Faculty, students, and staff are represented through assemblies. Undergraduate students, graduate students, and employees contribute to campus governance through these assemblies:
The structure of the campus government system has undergone a number of transformations. A university senate was established in 1970 and was replaced by a campus council in 1977. During the 1979-80 academic year, a special committee made a study of campus governance and proposed alternatives that were submitted to referendum in the fall of 1980. The resulting charters were subsequently approved by the Board of Trustees, and the current system took effect in 1981. It was comprised of three assemblies: the Employee Assembly, the University Assembly, and the Student Assembly. In the spring of 1993, the Graduate and Professional Student Assembly (GPSA) split from the Student Assembly. The GPSA formed its own charter and received approval from the Board of Trustees.
The Employee Assembly is composed of elected nonacademic employee representatives from the endowed units, the contract units, and one chosen from either the Geneva Agricultural Experiment Station or at large. The term of service is two years. The Employee Assembly has the authority to examine the university’s personnel policies and to make recommendations to the appropriate university units and administrators concerning those policies; to examine other university policies affecting the employment environment at Cornell and to make recommendations to the appropriate agents; and to provide a mechanism for the informal exchange of information and views between employees and university administrators.
The University Assembly is composed of students, faculty members, and staff. Faculty and staff members serve for two years; student members serve for one year. The University Assembly has authority for those aspects of the conduct of members of Cornell University covered by the Campus Code of Conduct and the Statement of Student Rights; has the responsibility for selection of members of the Hearing and Review Boards; has legislative authority over policies which guide the activities of the Cornell Store, Cornell Health: Cornell University Health Services, Transportation Services, and Cornell United Religious Work; and has authority over matters concerning the internal operation and maintenance of the University Assembly governing system. It conducts public hearings on topics of current community interest; makes recommendations to the University Faculty in academic matters; and may establish such standing and ad hoc committees as are necessary to the performance of the duties of the University Assembly.

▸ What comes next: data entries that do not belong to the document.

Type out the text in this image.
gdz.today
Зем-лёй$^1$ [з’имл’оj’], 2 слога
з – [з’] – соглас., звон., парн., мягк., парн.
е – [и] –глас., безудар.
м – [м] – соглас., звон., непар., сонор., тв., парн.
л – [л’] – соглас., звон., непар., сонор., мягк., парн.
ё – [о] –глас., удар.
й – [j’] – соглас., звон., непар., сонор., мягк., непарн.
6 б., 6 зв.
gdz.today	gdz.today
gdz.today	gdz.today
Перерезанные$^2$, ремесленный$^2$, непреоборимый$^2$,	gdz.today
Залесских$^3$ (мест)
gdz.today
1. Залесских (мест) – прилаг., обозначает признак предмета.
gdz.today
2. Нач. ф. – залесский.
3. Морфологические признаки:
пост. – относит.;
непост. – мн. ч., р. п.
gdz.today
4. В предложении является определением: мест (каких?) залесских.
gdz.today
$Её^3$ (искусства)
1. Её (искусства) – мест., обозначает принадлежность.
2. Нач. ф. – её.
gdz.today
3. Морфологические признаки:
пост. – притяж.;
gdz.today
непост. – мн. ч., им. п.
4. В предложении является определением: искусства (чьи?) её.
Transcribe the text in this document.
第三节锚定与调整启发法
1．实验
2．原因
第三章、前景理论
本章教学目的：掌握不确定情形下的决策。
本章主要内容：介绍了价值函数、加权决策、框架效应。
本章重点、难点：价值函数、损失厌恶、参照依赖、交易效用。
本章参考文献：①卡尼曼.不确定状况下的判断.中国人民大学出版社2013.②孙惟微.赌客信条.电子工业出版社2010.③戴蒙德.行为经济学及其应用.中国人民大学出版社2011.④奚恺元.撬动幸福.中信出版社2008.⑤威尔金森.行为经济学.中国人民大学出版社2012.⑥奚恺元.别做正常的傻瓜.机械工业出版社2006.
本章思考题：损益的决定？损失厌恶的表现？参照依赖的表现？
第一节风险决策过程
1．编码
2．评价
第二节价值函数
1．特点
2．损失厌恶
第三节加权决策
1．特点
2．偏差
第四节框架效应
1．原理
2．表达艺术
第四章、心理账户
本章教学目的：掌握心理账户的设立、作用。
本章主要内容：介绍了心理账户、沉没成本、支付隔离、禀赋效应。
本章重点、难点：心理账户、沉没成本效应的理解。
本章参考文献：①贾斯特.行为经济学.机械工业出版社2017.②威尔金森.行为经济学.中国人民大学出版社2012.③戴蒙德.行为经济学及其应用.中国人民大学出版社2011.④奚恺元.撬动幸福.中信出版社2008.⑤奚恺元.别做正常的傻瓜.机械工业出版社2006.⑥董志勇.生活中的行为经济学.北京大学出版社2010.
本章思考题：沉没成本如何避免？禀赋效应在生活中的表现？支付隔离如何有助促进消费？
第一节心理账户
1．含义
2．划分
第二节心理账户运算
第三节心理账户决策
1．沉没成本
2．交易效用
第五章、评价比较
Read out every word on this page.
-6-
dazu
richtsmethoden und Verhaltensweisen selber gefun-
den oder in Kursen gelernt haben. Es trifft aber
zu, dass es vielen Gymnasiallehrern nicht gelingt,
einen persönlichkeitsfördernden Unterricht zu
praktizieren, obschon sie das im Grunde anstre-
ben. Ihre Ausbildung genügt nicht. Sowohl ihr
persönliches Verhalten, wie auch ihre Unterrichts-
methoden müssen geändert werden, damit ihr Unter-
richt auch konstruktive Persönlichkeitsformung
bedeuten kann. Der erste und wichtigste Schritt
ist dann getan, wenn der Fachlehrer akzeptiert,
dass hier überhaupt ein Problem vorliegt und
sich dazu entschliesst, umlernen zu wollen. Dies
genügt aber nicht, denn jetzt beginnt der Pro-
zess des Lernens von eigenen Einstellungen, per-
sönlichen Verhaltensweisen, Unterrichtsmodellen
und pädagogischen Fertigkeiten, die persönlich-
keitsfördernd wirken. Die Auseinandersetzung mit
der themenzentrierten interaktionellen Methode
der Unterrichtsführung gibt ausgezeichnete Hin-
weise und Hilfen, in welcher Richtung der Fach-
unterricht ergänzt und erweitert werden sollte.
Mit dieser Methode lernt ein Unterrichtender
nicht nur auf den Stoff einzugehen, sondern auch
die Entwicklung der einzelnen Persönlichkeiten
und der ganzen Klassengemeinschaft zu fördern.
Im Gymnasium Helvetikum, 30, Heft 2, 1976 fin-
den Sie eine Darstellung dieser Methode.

The Student Assembly is composed of elected representatives who are registered students and who serve for one year. The Student Assembly has authority over certain nonacademic policies that primarily affect students. Specifically, it has legislative authority, subject to the approval of the president, over the policies of the Department of Campus Life and the Office of the Dean of Students, as well as the authority to review the budgets and actions of those units.